Share

Chapter 4 | School

Suasana kelas 10 MIPA 2 yang berisik, teman-teman Vala sibuk menyalin jawaban karena ada PR kimia di jam pertama. Ada yang tengah bersandar sembari menunggu dituliskan, ada yang rebahan, ada pula yang sedang make-up an, dipojok sana kumpulan lelaki tengah bermain game viral.

Vala yang baru 5 hari sekolah tak tahu bila ada pr, karena itu di tugaskan Minggu lalu. Ia mendapat contekan dari Huza, sang ketua kelas yang baik dan manis.

"Nih, salin aja."

"Wih, thanks kalau gitu!"

Dengan semangat 45 Vala menyalin jawabannya, ia tak tahu bila Huza yang duduk di bangku depan memperhatikan dirinya sejak tadi. Naya yang menyadari hal itu pun berdehem kecil.

"Ekhem, uhuk-uhuk!"

"Kamu kenapa, Nay?" tanya Vala masih tetap melakukan tugasnya, ia hanya sekedar melirik Naya yang tampak ingin berbicara sesuatu.

"Ekhem, ga papa kok."

Naya melirik lirik kecil ke Huza dan Vala, tak sadarkah gadis itu bila ia sangat lucu dengan rambut kepang duanya. Naya tersenyum senang, ia sangat bersyukur dengan kehadiran Vala di kehidupannya saat ini, seolah ada tambatan dari hatinya yang patah dan terluka.

~ ( flashback )

Di sebuah gedung serbaguna yang sepi tampak seorang gadis tengah membersihkan lapangan dengan kain pel. Gadis itu terengah-engah kelelahan karena area seluas ini ia bersihkan sendirian.

Hilda di hukum karena Stella, ya Stella yang memfitnah gadis malang itu merundung dirinya.
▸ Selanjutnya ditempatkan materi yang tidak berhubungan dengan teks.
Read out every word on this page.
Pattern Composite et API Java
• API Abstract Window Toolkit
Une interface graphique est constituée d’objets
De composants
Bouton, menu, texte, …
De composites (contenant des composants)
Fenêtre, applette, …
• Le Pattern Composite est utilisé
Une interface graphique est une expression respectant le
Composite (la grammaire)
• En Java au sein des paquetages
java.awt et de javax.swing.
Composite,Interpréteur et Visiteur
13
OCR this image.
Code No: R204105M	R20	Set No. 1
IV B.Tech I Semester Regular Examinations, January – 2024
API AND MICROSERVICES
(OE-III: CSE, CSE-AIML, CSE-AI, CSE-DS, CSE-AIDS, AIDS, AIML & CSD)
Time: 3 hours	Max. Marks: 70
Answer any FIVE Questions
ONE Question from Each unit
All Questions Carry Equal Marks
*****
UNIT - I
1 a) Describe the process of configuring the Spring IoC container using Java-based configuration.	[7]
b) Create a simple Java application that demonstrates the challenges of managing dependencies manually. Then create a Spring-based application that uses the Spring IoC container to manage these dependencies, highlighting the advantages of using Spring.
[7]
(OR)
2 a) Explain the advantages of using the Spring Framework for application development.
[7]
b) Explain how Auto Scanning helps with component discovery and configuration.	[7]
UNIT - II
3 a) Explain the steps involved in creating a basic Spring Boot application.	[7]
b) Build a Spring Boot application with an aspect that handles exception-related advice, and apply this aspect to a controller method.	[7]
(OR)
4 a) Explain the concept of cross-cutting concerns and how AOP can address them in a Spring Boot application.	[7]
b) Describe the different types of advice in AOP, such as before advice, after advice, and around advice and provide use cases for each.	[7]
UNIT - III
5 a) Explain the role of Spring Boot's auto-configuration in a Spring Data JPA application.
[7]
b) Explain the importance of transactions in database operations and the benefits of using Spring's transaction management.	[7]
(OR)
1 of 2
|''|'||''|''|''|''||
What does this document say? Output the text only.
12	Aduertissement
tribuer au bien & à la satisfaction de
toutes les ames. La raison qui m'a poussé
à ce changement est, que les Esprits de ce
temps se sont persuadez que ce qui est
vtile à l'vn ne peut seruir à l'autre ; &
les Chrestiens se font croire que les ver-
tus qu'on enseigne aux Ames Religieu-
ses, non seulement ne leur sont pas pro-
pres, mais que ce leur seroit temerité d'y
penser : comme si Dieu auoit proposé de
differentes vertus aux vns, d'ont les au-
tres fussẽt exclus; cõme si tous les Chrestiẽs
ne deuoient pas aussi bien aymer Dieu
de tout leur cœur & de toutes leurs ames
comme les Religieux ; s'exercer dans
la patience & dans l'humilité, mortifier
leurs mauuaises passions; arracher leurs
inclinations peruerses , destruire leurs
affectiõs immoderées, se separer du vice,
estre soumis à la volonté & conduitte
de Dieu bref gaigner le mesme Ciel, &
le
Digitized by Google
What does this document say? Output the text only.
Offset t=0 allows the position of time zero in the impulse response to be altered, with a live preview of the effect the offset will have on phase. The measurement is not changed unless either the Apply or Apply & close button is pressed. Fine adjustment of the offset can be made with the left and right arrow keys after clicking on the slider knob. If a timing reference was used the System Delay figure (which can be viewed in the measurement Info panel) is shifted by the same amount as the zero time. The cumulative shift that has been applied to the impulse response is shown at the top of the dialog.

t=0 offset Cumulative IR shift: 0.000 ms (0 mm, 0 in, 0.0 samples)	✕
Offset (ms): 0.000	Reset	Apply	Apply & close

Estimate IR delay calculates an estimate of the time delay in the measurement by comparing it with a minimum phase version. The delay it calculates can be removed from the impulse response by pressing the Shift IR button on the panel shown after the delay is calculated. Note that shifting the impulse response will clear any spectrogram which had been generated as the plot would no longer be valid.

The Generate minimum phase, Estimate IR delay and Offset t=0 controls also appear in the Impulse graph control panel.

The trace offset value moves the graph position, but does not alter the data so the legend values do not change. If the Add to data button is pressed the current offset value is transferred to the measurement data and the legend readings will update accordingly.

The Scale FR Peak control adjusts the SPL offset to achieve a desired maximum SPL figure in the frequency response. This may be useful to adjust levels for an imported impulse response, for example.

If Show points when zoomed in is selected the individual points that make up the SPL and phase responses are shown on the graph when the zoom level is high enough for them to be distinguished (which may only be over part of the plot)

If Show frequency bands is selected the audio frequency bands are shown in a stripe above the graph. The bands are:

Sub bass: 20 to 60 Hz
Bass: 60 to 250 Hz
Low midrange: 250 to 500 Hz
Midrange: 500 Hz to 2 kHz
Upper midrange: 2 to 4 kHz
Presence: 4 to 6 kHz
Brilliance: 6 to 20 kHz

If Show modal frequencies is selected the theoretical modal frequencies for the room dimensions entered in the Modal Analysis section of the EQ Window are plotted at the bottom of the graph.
Bekas jambakan dan tamparan di pipi Stella tak lain karena ulahnya sendiri, ia fitnah Hilda melakukannya.

Bermodal cerita karangan dengan wajah memelas sang guru pun percaya, Hilda tak bisa mengelak karena ia terlalu lemah. Naya yang mendengar kabar itu juga tak bisa melakukan apapun untuk membela.

"Ga papa kok, Nay. Kak Stella emang gitu sejak aku SMP," ucap Hilda kala itu.

Naya yang mendengarnya begitu geram, mereka berdua tengah duduk di kursi taman.

"Tapi Hil, kok kamu diem aja? Kenapa ga jujur, kan tangan kamu bersih itu. Ga ada bekas nampar orang!" ucap Naya menunjukan telapak tangan Hilda yang bersih dan mulus.

Hilda menggeleng kecil, matanya sudah berkaca-kaca menahan tangis. Ia benci dirinya sendiri yang terlalu lemah, namun ia juga khawatir teman barunya ini mengalami penderitaan akibat berteman dengan dirinya.

"Nay, udah ya? Jangan dibahas lagi, aku ga papa!" tegas Hilda, ia raih kedua tangan Naya untuk menyakinkan gadis itu.

Naya lepas perlahan tangan Hilda dan bangun dari duduknya, "ga bisa! Aku temen kamu! Kalau kamu ga berani biar aku aja yang ngehadapi!" teriaknya.

Hilda langsung ikut berdiri dan menahan Naya, "Nay! Plis, dengerin aku. Jangan, jangan lakuin apapun!" pinta gadis itu memelas.

Naya bungkam dengan mata menatap Hilda tajam, "terus? Harus diem aja gitu?" sarkasnya.

"Jangan, aku ga mau kehilangan seseorang lagi karena diriku sendiri." Hilda didepannya berucap dengan lemah, sorot matanya sendu.

Naya berkedip pelan, netranya menatap gadis didepannya ini penuh penasaran.

"Kehilangan seseorang apa maksud nya?"

Hilda membawa Naya kembali duduk, ia keluarkan ponselnya dan mencari gambar seseorang.

"Ini Ulfa, dia temenku."

Naya mulai mendengarkan dengan saksama, ia perhatikan gambar seorang gadis yang berpose di sebelah Hilda.

"Dulu pas SMP kami sering main bareng, bahkan ganti-gantian nginep di rumah. Pas kelas 7 semester 2 ada kakak kelas baru di kelas 8, kamu tau siapa?" tanya Hilda yang mendapat gelengan kepala Naya.

"Kak Stella, dia murid baru itu. Karena Kak Stella cantik, dia langsung populer di sekolah. Banyak banget yang nge-fans bahkan sampe temen kelasku sering bicarain kak Stella."

Tiap kalimat yang Hilda ucapkan mendapat anggukan dari Naya, "terus lanjutannya gimana?" tanya Naya.

"Terus pas aku lagi ke kantin ga sengaja nabrak kak Stella, padahal ga kenceng loh tapi kak Stella nya jatuh."

"Ck, cari muka dia itu!" kesal Naya.

"Ga ada yang belain aku, di sana aku sendirian dikata-katain. Ulfa masih di kelas dia nungguin karena mager. Setelah kejadian itu, kak Stella sering banget nyuruh aku. Maksa aku beliin ini itu, padahal uang saku ku ga banyak!"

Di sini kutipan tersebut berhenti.